Проходили дни. Улыбин присматривался к приезжему корреспонденту и, может, думал о нем уже не так плохо. Максим ездил к Ларину, провел там целый день, встречался с Дягилевым. Дня два пропадал в районе, выспрашивал в соседних деревнях, возвращался затемно. Иногда заставал Улыбина курящим в сенцах или на крыльце. И тогда они подолгу сидели рядом, ни о чем особенно не заговаривая, нехотя перебирали новости, о которых писали в газетах, передавали по радио. Делали это лениво, как лениво трогают уже перегоревшие в печи угли. Улыбин привыкал к людям трудно, на это уходили месяцы, а иногда и годы. Однако что-то в этом человеке ему нравилось. Он по-всякому передумал о нем. Журналист занимался своим делом, жил у него и, судя по всему, съезжать с квартиры не собирался. Это трогало Улыбина и вселяло смутное уважение к корреспонденту. Он уже не равнял его с Тищенко. Максим Семеныч, так звали журналиста, ни в чем особо не убеждал его, больше расспрашивал и, как показалось Улыбину, нередко с ним соглашался. В этом Улыбин усматривал какой-то подвох, назло корреспонденту начинал говорить что-то несуразное. Корреспондент странно улыбался в ответ, получалось, что он прощает Улыбину его нехитрую уловку и готов его слушать, не возражая. Улыбин очень рассчитывал на эту поездку в лес. Здесь, в лесу, он особенно остро чувствовал свою правоту, мог рассказать о лесе убедительно, достоверно. И этот неглупый парень, возможно, понял бы его. Еще неизвестно, что ему наплели всякие там Дягилевы, старый Прохор. Он и его где-то раскопал. Ларин тоже старик непростой. У него все как на весах: похвалил — отругал, отругал — похвалил. И вот поди ж ты. Он может сидеть и молчать, потому как прыткий журналист в этом деле понимает больше его. Видать, работал где, а может, учился. А он вот, Улыбин, не учился: школу с грехом пополам дотянул, а дальше никак. Потом жизнь подлатала, кое-что ухватил. На войне старшиной — тоже наука. Вот они, его университеты. Было слышно, как трещит валежник. Максим успел осмотреть вырубки, обсчитать кубатуру.

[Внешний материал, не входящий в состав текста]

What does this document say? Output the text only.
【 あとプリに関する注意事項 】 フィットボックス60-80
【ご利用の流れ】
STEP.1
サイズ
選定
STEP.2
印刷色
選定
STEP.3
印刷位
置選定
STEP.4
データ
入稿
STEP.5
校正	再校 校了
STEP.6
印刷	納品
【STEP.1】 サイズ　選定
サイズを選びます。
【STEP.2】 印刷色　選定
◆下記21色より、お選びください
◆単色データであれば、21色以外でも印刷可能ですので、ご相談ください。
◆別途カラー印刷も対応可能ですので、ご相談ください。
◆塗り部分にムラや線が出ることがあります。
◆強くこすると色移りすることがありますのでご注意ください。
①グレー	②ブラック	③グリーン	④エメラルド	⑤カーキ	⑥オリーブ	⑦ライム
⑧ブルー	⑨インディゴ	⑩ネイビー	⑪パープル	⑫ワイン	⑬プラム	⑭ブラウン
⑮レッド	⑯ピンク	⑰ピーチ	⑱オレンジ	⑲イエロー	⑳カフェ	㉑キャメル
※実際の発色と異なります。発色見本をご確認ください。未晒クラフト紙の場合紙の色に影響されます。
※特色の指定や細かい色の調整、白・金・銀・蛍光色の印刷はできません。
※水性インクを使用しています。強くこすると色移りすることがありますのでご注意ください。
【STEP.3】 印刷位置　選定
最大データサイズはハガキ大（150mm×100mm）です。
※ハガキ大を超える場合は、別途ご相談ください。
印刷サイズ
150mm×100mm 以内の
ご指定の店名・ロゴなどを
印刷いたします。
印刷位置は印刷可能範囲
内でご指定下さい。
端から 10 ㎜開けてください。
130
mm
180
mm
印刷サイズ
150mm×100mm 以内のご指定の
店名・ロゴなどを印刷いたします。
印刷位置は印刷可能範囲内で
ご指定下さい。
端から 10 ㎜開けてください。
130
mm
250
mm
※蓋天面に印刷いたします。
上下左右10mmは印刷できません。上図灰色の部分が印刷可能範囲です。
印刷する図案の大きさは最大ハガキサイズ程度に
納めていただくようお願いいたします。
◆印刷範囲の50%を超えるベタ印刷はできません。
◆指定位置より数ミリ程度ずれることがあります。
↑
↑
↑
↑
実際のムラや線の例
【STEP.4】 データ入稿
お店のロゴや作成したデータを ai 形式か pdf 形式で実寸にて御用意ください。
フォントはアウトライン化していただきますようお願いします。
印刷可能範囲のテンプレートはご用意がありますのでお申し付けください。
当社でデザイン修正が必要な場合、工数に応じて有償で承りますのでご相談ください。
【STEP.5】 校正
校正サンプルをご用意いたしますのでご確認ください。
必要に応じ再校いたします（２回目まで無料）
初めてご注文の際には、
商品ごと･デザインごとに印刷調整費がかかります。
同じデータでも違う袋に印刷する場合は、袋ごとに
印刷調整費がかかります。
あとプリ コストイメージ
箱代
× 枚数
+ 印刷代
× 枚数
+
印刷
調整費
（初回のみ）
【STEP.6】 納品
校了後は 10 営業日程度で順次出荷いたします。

«Ишь как чешет! — с завистью подумал Улыбин. — Ни одной бумаги не смотрел, по вырубке побегал, и все точно, на двадцать кубов только ошибся. А я чистый месяц от пня к пню ползал, пока брехню лесника проверял. Неужели так ничего и не спросит?»

Но Максим спросил, посмотрел на мрачную, похожую на идола фигуру Улыбина — тот неестественно горбился, сидя на пне, — и спросил:

— Велика ли разница, Федор Акимыч?

Улыбин наклонился, выхватил с кочки клок мха, помял в руках, понюхал.

— По лесорубочным билетам триста кубов проходит. Вот и считайте разницу.

— Уж больно велика! — усомнился Максим.

— Как есть, не прибавишь, не убавишь. Двести кубов.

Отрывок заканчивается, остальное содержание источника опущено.